Author portrait

Michael Walters

Cover of Cursed Bunny

Cursed Bunny

Author: Bora Chung

First published: 2017

Ten short stories. ~5,000 each

There’s a transition that happens if you read the stories in order. It starts with what feels like horrific folk tales, where women are fighting their bodies, families and the cultural norms of South Korea. The tone changes around halfway, becoming more mixed, and the genres open up to include sci-fi and fantasy.

The prose style is simple and clear. I’m never sure with translated works how much of that is down to the translator. I think I was stung by the stories of Raymond Carver’s editor changing the voice in the short stories into what we read today. Having never translated anything, I’m guessing the aim is to be as faithful to the author’s original text as possible. Translators are not editors.
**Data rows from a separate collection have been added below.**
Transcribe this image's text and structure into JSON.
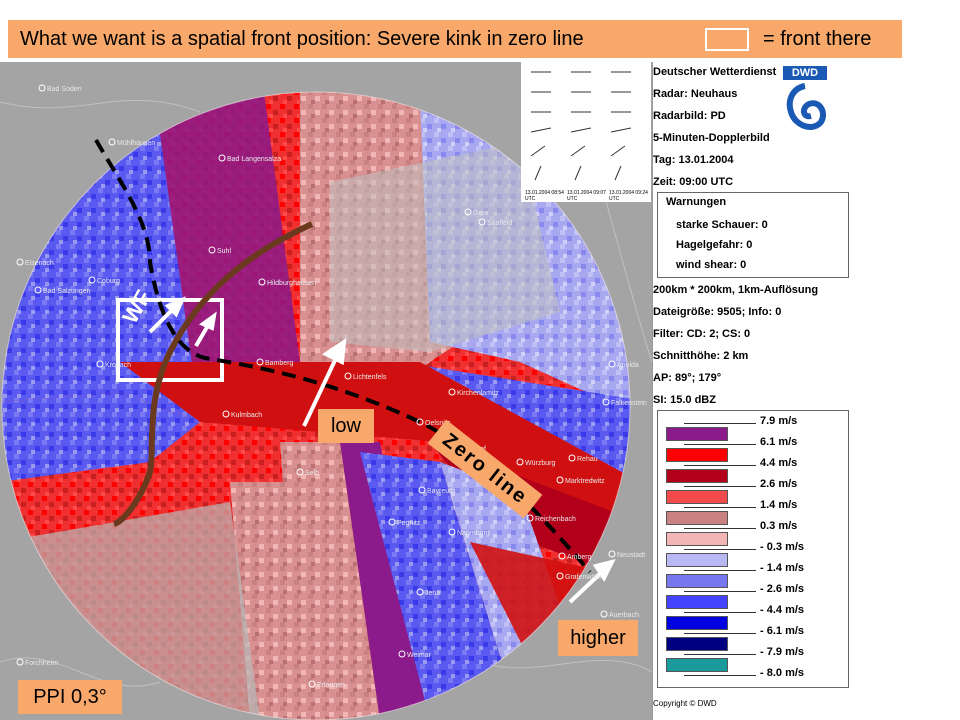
{
  "title": {
    "left": "What we want is a spatial front position: Severe kink in zero line",
    "right": "= front there"
  },
  "labels": {
    "low": "low",
    "higher": "higher",
    "zero_line": "Zero line",
    "wf": "WF",
    "ppi": "PPI 0,3°"
  },
  "header": {
    "org": "Deutscher Wetterdienst",
    "radar": "Radar: Neuhaus",
    "radarbild": "Radarbild: PD",
    "kind": "5-Minuten-Dopplerbild",
    "date": "Tag: 13.01.2004",
    "time": "Zeit: 09:00 UTC",
    "logo_text": "DWD"
  },
  "warnings": {
    "title": "Warnungen",
    "items": [
      "starke Schauer: 0",
      "Hagelgefahr: 0",
      "wind shear: 0"
    ]
  },
  "info": [
    "200km * 200km, 1km-Auflösung",
    "Dateigröße: 9505; Info: 0",
    "Filter: CD: 2; CS: 0",
    "Schnitthöhe: 2 km",
    "AP: 89°; 179°",
    "SI: 15.0 dBZ"
  ],
  "mini_times": [
    "13.01.2004 08:54 UTC",
    "13.01.2004 09:07 UTC",
    "13.01.2004 09:24 UTC"
  ],
  "legend": [
    {
      "value": "7.9 m/s",
      "color": "#ffffff"
    },
    {
      "value": "6.1 m/s",
      "color": "#8b1a8b"
    },
    {
      "value": "4.4 m/s",
      "color": "#ff0000"
    },
    {
      "value": "2.6 m/s",
      "color": "#b2001a"
    },
    {
      "value": "1.4 m/s",
      "color": "#f04a4a"
    },
    {
      "value": "0.3 m/s",
      "color": "#c98080"
    },
    {
      "value": "- 0.3 m/s",
      "color": "#f2b6b6"
    },
    {
      "value": "- 1.4 m/s",
      "color": "#b8b8f4"
    },
    {
      "value": "- 2.6 m/s",
      "color": "#7777ee"
    },
    {
      "value": "- 4.4 m/s",
      "color": "#4444ff"
    },
    {
      "value": "- 6.1 m/s",
      "color": "#0000e0"
    },
    {
      "value": "- 7.9 m/s",
      "color": "#000080"
    },
    {
      "value": "- 8.0 m/s",
      "color": "#1a9a9a"
    }
  ],
  "copyright": "Copyright © DWD",
  "cities": [
    "Bad Soden",
    "Mühlhausen",
    "Bad Langensalza",
    "Bad Salzungen",
    "Eisenach",
    "Suhl",
    "Hildburghausen",
    "Coburg",
    "Kronach",
    "Kulmbach",
    "Bayreuth",
    "Pegnitz",
    "Hof",
    "Plauen",
    "Würzburg",
    "Forchheim",
    "Erlangen",
    "Weimar",
    "Jena",
    "Gera",
    "Zwickau",
    "Saalfeld",
    "Lichtenfels",
    "Bamberg",
    "Selb",
    "Oelsnitz",
    "Kirchenlamitz",
    "Naumburg",
    "Apolda",
    "Falkenstein",
    "Marktredwitz",
    "Weiden",
    "Auerbach",
    "Grafenwöhr",
    "Reichenbach",
    "Amberg",
    "Rehau",
    "Neustadt"
  ],
  "colors": {
    "banner": "#f7a86a",
    "front_line": "#6b3a1e",
    "zero_line": "#000000",
    "box": "#ffffff",
    "arrow": "#ffffff"
  }
}
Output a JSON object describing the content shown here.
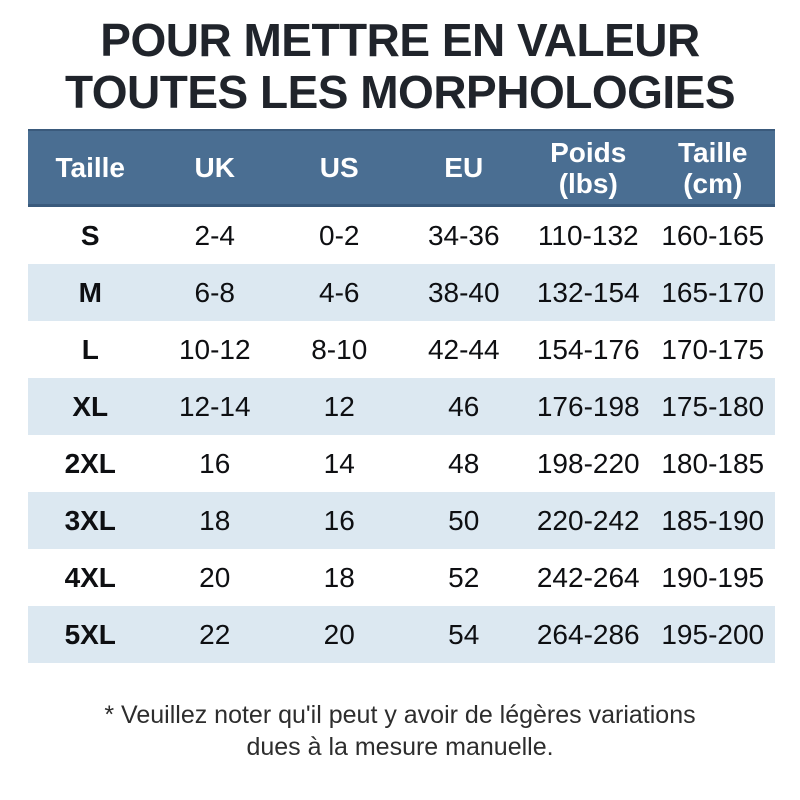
{
  "title": {
    "line1": "POUR METTRE EN VALEUR",
    "line2": "TOUTES LES MORPHOLOGIES"
  },
  "table": {
    "columns": [
      "Taille",
      "UK",
      "US",
      "EU",
      "Poids (lbs)",
      "Taille (cm)"
    ],
    "rows": [
      [
        "S",
        "2-4",
        "0-2",
        "34-36",
        "110-132",
        "160-165"
      ],
      [
        "M",
        "6-8",
        "4-6",
        "38-40",
        "132-154",
        "165-170"
      ],
      [
        "L",
        "10-12",
        "8-10",
        "42-44",
        "154-176",
        "170-175"
      ],
      [
        "XL",
        "12-14",
        "12",
        "46",
        "176-198",
        "175-180"
      ],
      [
        "2XL",
        "16",
        "14",
        "48",
        "198-220",
        "180-185"
      ],
      [
        "3XL",
        "18",
        "16",
        "50",
        "220-242",
        "185-190"
      ],
      [
        "4XL",
        "20",
        "18",
        "52",
        "242-264",
        "190-195"
      ],
      [
        "5XL",
        "22",
        "20",
        "54",
        "264-286",
        "195-200"
      ]
    ]
  },
  "footnote": {
    "line1": "* Veuillez noter qu'il peut y avoir de légères variations",
    "line2": "dues à la mesure manuelle."
  },
  "colors": {
    "background": "#ffffff",
    "title_text": "#20242b",
    "header_bg": "#4a6e92",
    "header_border": "#3a5a7c",
    "header_text": "#ffffff",
    "row_alt_bg": "#dce8f1",
    "body_text": "#0e0f12",
    "footnote_text": "#2d2d2d"
  }
}
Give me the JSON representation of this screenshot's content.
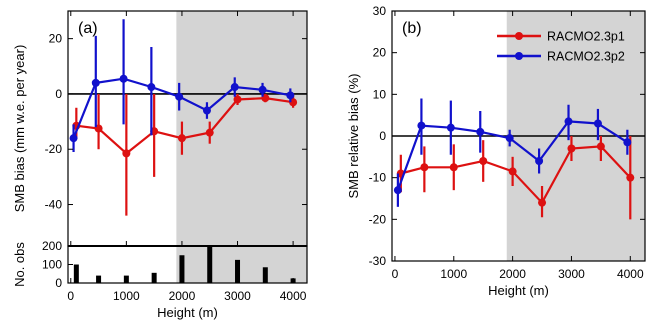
{
  "x_tick_labels": [
    "0",
    "1000",
    "2000",
    "3000",
    "4000"
  ],
  "chart_data": [
    {
      "type": "line",
      "panel_label": "(a)",
      "xlabel": "Height (m)",
      "ylabel": "SMB bias (mm w.e. per year)",
      "xlim": [
        -50,
        4250
      ],
      "ylim": [
        -55,
        30
      ],
      "yticks": [
        -40,
        -20,
        0,
        20
      ],
      "shaded_x_from": 1900,
      "zero_line": true,
      "series": [
        {
          "name": "RACMO2.3p1",
          "color": "#dd1111",
          "x": [
            100,
            500,
            1000,
            1500,
            2000,
            2500,
            3000,
            3500,
            4000
          ],
          "y": [
            -11.5,
            -12.5,
            -21.5,
            -13.5,
            -16,
            -14,
            -2,
            -1.5,
            -3
          ],
          "err_low": [
            -16,
            -20,
            -44,
            -30,
            -22,
            -18,
            -4,
            -3,
            -5
          ],
          "err_high": [
            -5,
            0,
            0,
            0,
            -10,
            -10,
            0,
            0,
            0
          ]
        },
        {
          "name": "RACMO2.3p2",
          "color": "#1111cc",
          "x": [
            50,
            450,
            950,
            1450,
            1950,
            2450,
            2950,
            3450,
            3950
          ],
          "y": [
            -16,
            4,
            5.5,
            2.5,
            -1,
            -6,
            2.5,
            1.5,
            -0.5
          ],
          "err_low": [
            -21,
            -12,
            -11,
            -15,
            -6,
            -9,
            -1,
            -1,
            -3
          ],
          "err_high": [
            -11,
            21,
            27,
            17,
            4,
            -3,
            6,
            4,
            2
          ]
        }
      ]
    },
    {
      "type": "bar",
      "xlabel": "Height (m)",
      "ylabel": "No. obs",
      "ylim": [
        0,
        200
      ],
      "yticks": [
        0,
        100,
        200
      ],
      "x": [
        100,
        500,
        1000,
        1500,
        2000,
        2500,
        3000,
        3500,
        4000
      ],
      "values": [
        100,
        40,
        40,
        55,
        150,
        200,
        125,
        85,
        25
      ]
    },
    {
      "type": "line",
      "panel_label": "(b)",
      "xlabel": "Height (m)",
      "ylabel": "SMB relative bias (%)",
      "xlim": [
        -50,
        4250
      ],
      "ylim": [
        -30,
        30
      ],
      "yticks": [
        -30,
        -20,
        -10,
        0,
        10,
        20,
        30
      ],
      "shaded_x_from": 1900,
      "zero_line": true,
      "legend_position": "top-right",
      "series": [
        {
          "name": "RACMO2.3p1",
          "color": "#dd1111",
          "x": [
            100,
            500,
            1000,
            1500,
            2000,
            2500,
            3000,
            3500,
            4000
          ],
          "y": [
            -9,
            -7.5,
            -7.5,
            -6,
            -8.5,
            -16,
            -3,
            -2.5,
            -10
          ],
          "err_low": [
            -13.5,
            -13.5,
            -13,
            -11,
            -12,
            -19.5,
            -6,
            -6,
            -20
          ],
          "err_high": [
            -4.5,
            -2.5,
            -2,
            -1,
            -5,
            -12,
            0,
            0,
            0
          ]
        },
        {
          "name": "RACMO2.3p2",
          "color": "#1111cc",
          "x": [
            50,
            450,
            950,
            1450,
            1950,
            2450,
            2950,
            3450,
            3950
          ],
          "y": [
            -13,
            2.5,
            2,
            1,
            -0.5,
            -6,
            3.5,
            3,
            -1.5
          ],
          "err_low": [
            -17,
            -4.5,
            -4.5,
            -4,
            -2.5,
            -9,
            -1,
            -1,
            -4.5
          ],
          "err_high": [
            -9,
            9,
            8.5,
            6,
            1.5,
            -3,
            7.5,
            6.5,
            1.5
          ]
        }
      ]
    }
  ]
}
The longest story, Scars, is a mysterious tale about a young boy chained in a cave for a monster to feed on. He escapes and, having seemingly taken on some of the powers of the monster, is made to fight as a slave for a cruel master. It reads like fantasy mixed with a fairy tale. The battles are written in brutal detail, and the ending is haunting. (Spoiler: all of her endings are haunting.)

Her style inspired me to write something fresh for the first time in months, so she must have gotten under my skin. Short stories don’t have to be ‘publishable’, whatever that means. They can be sketches, ideas, drafts; they can be complete-for-now and available to be developed further, if that’s what the story wants.